Saving archive.zip to archive (1).zip
Archive:  archive.zip
  inflating: heart.csv               
First 5 rows of dataset:
+---+---+-------------+---------+-----------+---------+----------+-----+--------------+-------+--------+------------+
|Age|Sex|ChestPainType|RestingBP|Cholesterol|FastingBS|RestingECG|MaxHR|ExerciseAngina|Oldpeak|ST_Slope|HeartDisease|
+---+---+-------------+---------+-----------+---------+----------+-----+--------------+-------+--------+------------+
| 40|  M|          ATA|      140|        289|        0|    Normal|  172|             N|    0.0|      Up|           0|
| 49|  F|          NAP|      160|        180|        0|    Normal|  156|             N|    1.0|    Flat|           1|
| 37|  M|          ATA|      130|        283|        0|        ST|   98|             N|    0.0|      Up|           0|
| 48|  F|          ASY|      138|        214|        0|    Normal|  108|             Y|    1.5|    Flat|           1|
| 54|  M|          NAP|      150|        195|      

## Data Cleaning

We use Spark SQL to check for duplicates, null values, type inconsistencies, misspellings, and outliers. All checks are shown to verify data quality, even if no changes are needed.
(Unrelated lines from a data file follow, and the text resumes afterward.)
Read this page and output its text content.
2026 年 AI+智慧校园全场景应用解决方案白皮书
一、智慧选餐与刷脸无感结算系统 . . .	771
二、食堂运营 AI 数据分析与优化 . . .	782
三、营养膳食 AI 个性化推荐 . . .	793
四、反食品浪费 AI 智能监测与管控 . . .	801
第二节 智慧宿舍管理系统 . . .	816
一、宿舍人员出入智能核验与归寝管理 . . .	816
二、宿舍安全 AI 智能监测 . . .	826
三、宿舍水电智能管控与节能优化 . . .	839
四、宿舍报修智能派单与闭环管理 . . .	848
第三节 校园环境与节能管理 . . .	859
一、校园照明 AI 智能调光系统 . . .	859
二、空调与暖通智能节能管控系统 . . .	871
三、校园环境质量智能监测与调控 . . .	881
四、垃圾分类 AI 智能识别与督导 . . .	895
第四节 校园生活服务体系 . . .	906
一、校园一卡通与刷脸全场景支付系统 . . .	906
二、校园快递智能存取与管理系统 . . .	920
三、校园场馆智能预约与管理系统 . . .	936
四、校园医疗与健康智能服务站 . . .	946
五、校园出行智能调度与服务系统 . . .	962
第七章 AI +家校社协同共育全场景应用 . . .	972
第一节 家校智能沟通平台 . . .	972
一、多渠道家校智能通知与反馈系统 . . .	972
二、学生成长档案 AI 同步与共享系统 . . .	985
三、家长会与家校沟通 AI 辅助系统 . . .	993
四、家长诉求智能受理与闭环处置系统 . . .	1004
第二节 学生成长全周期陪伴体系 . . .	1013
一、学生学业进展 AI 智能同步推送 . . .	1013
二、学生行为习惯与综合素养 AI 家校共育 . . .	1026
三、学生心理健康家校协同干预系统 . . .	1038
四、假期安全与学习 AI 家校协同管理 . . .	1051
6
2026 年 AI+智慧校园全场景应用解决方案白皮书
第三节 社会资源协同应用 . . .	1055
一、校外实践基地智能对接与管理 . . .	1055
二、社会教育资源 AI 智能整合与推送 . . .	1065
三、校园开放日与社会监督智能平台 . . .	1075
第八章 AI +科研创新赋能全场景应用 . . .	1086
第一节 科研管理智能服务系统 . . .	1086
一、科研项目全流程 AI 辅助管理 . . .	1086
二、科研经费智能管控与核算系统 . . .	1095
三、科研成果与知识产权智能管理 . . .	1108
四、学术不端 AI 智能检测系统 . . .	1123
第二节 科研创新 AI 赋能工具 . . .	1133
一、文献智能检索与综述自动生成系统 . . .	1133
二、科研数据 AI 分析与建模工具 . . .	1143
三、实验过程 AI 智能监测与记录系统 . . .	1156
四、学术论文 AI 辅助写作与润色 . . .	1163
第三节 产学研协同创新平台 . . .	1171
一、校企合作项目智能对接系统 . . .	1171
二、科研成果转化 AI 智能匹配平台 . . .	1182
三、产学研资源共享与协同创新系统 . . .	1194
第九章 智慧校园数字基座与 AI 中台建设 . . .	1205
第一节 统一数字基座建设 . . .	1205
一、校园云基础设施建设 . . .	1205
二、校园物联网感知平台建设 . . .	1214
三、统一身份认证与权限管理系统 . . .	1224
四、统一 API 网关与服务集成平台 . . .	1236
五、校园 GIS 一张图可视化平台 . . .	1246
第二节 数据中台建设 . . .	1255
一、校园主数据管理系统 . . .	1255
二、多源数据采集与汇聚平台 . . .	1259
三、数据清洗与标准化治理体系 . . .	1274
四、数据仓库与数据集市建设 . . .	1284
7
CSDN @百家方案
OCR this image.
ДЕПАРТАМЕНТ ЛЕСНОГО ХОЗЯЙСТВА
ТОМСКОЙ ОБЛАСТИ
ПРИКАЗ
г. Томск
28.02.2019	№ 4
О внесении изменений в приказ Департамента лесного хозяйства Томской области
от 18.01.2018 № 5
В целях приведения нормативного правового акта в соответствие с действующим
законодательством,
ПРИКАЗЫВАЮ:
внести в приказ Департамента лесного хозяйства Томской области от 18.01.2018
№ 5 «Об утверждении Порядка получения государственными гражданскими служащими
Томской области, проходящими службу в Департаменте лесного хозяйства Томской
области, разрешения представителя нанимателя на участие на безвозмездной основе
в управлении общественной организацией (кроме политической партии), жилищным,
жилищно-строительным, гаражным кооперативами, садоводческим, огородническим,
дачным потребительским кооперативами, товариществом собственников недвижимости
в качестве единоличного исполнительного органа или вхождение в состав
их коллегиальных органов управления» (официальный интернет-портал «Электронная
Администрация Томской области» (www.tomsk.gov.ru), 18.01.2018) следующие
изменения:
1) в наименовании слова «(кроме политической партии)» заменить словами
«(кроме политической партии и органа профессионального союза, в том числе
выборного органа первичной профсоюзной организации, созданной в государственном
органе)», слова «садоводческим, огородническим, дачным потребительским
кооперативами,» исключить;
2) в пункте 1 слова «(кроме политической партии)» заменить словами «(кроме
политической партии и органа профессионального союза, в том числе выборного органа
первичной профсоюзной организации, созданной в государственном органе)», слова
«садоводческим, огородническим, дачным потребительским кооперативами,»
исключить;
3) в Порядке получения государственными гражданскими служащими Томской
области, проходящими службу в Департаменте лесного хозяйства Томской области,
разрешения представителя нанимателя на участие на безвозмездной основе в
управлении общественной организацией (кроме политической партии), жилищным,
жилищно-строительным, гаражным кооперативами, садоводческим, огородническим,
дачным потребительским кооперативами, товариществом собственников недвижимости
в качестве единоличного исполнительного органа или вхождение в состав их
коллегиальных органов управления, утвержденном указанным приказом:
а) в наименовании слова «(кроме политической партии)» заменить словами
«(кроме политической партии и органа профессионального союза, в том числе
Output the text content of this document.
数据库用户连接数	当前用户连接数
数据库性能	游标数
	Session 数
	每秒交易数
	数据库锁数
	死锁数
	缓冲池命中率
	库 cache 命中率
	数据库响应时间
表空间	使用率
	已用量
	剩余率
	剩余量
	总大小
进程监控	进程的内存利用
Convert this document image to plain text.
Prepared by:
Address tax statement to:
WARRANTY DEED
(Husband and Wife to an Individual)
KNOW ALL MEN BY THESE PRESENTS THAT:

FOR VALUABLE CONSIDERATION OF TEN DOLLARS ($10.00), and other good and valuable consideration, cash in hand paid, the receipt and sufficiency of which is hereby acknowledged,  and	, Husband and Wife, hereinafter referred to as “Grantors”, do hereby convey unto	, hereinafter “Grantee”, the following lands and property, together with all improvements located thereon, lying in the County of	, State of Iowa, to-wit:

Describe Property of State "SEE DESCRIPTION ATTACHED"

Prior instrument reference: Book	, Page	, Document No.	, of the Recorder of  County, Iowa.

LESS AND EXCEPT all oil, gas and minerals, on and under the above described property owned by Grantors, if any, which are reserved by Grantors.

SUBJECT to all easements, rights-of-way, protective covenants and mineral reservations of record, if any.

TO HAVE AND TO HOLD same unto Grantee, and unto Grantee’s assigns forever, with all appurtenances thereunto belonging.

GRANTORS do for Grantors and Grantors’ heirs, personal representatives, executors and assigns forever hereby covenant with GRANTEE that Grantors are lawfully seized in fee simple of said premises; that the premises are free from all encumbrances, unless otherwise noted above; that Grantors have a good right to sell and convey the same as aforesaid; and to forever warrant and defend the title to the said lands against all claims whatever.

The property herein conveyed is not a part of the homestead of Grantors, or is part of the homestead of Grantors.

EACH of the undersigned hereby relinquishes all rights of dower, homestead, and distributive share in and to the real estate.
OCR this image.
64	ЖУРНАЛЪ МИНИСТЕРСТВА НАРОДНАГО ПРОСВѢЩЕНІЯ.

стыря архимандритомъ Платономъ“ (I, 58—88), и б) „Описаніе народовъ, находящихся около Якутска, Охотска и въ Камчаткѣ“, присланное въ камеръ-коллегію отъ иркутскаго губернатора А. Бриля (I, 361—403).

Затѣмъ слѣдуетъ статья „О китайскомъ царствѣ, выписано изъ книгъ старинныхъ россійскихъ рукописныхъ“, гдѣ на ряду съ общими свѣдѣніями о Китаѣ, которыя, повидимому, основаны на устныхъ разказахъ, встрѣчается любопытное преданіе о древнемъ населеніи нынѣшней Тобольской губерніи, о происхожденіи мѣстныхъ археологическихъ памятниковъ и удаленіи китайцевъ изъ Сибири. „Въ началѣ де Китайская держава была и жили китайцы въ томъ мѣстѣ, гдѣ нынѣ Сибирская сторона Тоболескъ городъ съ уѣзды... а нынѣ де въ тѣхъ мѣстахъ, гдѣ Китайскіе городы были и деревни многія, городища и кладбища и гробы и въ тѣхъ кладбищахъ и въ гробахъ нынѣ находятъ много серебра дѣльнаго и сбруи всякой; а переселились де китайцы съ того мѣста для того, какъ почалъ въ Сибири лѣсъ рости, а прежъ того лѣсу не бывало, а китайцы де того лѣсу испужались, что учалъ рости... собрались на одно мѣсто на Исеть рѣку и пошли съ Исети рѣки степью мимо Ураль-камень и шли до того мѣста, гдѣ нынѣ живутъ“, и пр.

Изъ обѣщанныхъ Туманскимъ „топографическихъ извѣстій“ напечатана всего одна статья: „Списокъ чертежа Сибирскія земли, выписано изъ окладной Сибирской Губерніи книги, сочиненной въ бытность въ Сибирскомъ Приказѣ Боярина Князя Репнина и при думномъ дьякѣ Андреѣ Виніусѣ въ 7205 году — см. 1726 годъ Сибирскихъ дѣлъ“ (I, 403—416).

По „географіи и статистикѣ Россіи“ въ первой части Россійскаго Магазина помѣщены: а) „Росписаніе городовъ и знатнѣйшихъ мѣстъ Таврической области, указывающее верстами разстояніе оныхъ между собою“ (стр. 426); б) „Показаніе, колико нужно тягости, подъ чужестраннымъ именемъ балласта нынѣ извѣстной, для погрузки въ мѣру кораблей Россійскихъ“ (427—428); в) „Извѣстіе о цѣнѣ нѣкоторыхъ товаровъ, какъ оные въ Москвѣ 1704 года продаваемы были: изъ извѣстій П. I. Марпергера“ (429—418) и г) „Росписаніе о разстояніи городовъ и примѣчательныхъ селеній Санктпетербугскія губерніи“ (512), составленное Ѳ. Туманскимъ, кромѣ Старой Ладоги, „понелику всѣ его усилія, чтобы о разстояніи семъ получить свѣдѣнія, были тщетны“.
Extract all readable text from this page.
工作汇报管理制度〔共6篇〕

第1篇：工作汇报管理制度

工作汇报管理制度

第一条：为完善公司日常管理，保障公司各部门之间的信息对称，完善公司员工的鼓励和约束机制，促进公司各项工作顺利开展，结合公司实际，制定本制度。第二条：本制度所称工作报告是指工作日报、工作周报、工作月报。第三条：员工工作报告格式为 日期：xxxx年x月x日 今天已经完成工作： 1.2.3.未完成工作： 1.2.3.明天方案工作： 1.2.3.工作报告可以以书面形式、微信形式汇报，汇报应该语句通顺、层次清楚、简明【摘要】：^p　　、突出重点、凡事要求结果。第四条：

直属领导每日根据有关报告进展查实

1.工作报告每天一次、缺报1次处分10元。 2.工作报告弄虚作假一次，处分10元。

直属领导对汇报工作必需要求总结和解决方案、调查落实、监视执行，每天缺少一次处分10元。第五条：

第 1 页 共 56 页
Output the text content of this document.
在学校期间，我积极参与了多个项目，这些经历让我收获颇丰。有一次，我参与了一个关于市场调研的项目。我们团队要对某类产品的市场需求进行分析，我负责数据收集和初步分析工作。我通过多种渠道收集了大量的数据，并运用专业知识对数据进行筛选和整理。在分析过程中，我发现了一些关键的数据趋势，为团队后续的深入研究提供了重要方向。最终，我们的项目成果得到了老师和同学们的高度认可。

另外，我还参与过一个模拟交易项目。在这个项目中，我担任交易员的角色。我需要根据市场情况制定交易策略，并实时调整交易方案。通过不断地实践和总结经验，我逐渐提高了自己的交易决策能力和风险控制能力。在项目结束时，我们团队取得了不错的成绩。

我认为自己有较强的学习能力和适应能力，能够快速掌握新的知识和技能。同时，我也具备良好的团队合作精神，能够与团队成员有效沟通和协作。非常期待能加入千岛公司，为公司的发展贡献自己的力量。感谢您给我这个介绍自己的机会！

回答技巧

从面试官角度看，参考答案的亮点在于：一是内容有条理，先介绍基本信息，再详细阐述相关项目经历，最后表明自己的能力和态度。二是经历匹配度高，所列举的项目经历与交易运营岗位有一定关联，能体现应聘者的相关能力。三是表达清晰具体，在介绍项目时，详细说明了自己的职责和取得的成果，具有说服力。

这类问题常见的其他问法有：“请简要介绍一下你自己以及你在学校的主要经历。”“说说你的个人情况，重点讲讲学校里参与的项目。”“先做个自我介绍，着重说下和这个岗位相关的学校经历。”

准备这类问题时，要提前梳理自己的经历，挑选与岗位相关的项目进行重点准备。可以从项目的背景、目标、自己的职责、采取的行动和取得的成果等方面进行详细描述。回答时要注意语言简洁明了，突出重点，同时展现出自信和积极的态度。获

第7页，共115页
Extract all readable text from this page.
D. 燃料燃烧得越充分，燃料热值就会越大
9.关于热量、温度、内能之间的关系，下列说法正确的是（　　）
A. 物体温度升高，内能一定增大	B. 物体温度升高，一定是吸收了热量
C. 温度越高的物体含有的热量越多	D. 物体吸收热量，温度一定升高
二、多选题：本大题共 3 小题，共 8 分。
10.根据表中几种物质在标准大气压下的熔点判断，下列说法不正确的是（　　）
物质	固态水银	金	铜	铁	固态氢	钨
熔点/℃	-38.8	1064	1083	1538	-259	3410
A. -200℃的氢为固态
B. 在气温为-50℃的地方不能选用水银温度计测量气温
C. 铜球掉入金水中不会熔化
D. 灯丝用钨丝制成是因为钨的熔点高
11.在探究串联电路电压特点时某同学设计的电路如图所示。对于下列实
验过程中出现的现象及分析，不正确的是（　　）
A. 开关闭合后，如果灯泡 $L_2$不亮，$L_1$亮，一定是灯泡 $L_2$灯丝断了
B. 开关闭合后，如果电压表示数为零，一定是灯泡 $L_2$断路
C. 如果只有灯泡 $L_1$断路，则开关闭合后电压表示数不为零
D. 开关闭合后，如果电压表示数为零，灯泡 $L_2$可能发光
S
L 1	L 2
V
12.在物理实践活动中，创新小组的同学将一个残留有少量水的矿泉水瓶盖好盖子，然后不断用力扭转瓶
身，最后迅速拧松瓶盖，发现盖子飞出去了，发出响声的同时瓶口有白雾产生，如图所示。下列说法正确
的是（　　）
The cleaned data is saved and reloaded for further analysis.

In [None]:
# Import required functions
from pyspark.sql.functions import col
from pyspark.sql import functions as F

### Duplicates
We check for duplicate rows and remove them if present.

In [None]:
# Check for duplicates
total_rows = df.count()
unique_rows = df.dropDuplicates().count()
print(f"Total rows: {total_rows}, Unique rows: {unique_rows}, Duplicates: {total_rows - unique_rows}")
if total_rows != unique_rows:
    df = df.dropDuplicates()
    print("Duplicates dropped.")
else:
    print("No duplicates found.")

Total rows: 918, Unique rows: 918, Duplicates: 0
No duplicates found.


### Null Values
We verify no null values exist, filling with means if needed (unlikely for this dataset).

In [None]:
# Check for null values
print("Null values per column:")
df.select([col(c).isNull().cast("int").alias(c) for c in df.columns]).agg(*[F.sum(c).alias(c) for c in df.columns]).show()
if df.filter(col("Cholesterol").isNull()).count() > 0:
    chol_mean = df.select("Cholesterol").agg({"Cholesterol": "mean"}).collect()[0][0]
    df = df.fillna({"Cholesterol": chol_mean})
    print("Filled nulls in Cholesterol with mean.")
else:
    print("No nulls found.")

Null values per column:
+---+---+-------------+---------+-----------+---------+----------+-----+--------------+-------+--------+------------+
|Age|Sex|ChestPainType|RestingBP|Cholesterol|FastingBS|RestingECG|MaxHR|ExerciseAngina|Oldpeak|ST_Slope|HeartDisease|
+---+---+-------------+---------+-----------+---------+----------+-----+--------------+-------+--------+------------+
|  0|  0|            0|        0|          0|        0|         0|    0|             0|      0|       0|           0|
+---+---+-------------+---------+-----------+---------+----------+-----+--------------+-------+--------+------------+

No nulls found.


### Type Inconsistency
We confirm correct data types (e.g., strings for categorical, integers/doubles for numeric) and cast if necessary.

In [None]:
# Verify data types
print("Schema to verify data types:")
df.printSchema()
df = df.withColumn("Sex", col("Sex").cast("string")).withColumn("ChestPainType", col("ChestPainType").cast("string"))
print("Verified/corrected types (Sex and ChestPainType cast to string).")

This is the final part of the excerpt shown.